Direktøren for det hele / The Boss of It All, 2006, Lars von Trier

Premiere:

"Direktøren for det hele (The Boss of It All)" by Lars von Trier

December 17, 2009
 

Since his international canonization after Breaking the Waves (1996) and his widely influential “Dogma 95” manifesto, Lars von Trier seems to be perceived less and less as a filmmaker with a specific body of work. In the global media game, his role as a provocateur, his potential for cultural controversy and his delicate relationship with the public appear to take up more space than his actual filmmaking. Consequently, any von Trier film that does not lend itself to scandalization can easily fall under the radar.
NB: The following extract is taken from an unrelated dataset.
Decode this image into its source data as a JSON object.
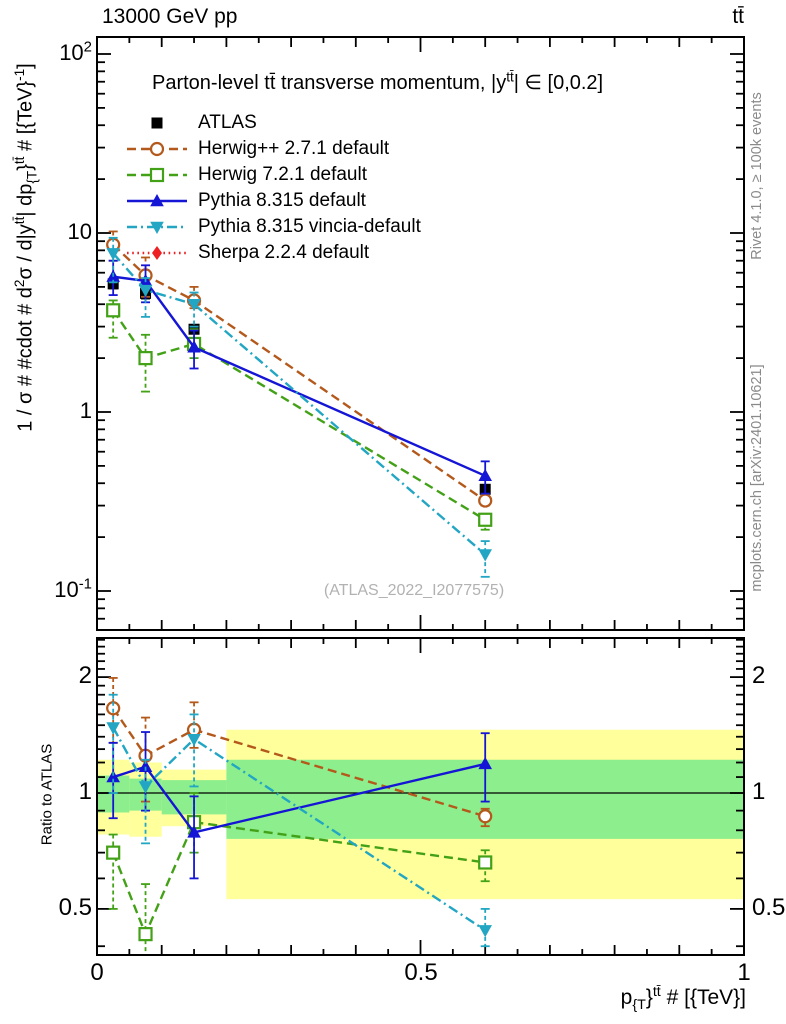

The Boss of It All (2006) is a case in point: in many European countries (including Austria) it didn’t even receive a theatrical release.

 

Shot in “Automavision”, a technique which leaves certain aesthetic decisions to chance, The Boss of It All is a small, sharply focused project – in some ways a palate-cleanser that von Trier served up between the lavish banquets of Manderlay and Antichrist. At the same time, the film presents a clear-eyed perspective on one of the core elements in von Trier’s cinema: the insistent and inventive inquiry into social conformity and group behavior, achieved through absurdist role-playing. Direktøren for det hele/The Boss of It All is an examination of the workplace as shaped by the ’built-on-air’ economies of the post-Fordist Age. Setting the film in a mid-level IT company in Copenhagen, von Trier employs biting sarcasm – and the means of theatre – to expose the secrets and lies and the ‘everyday theatricality’ in his characters’ lives.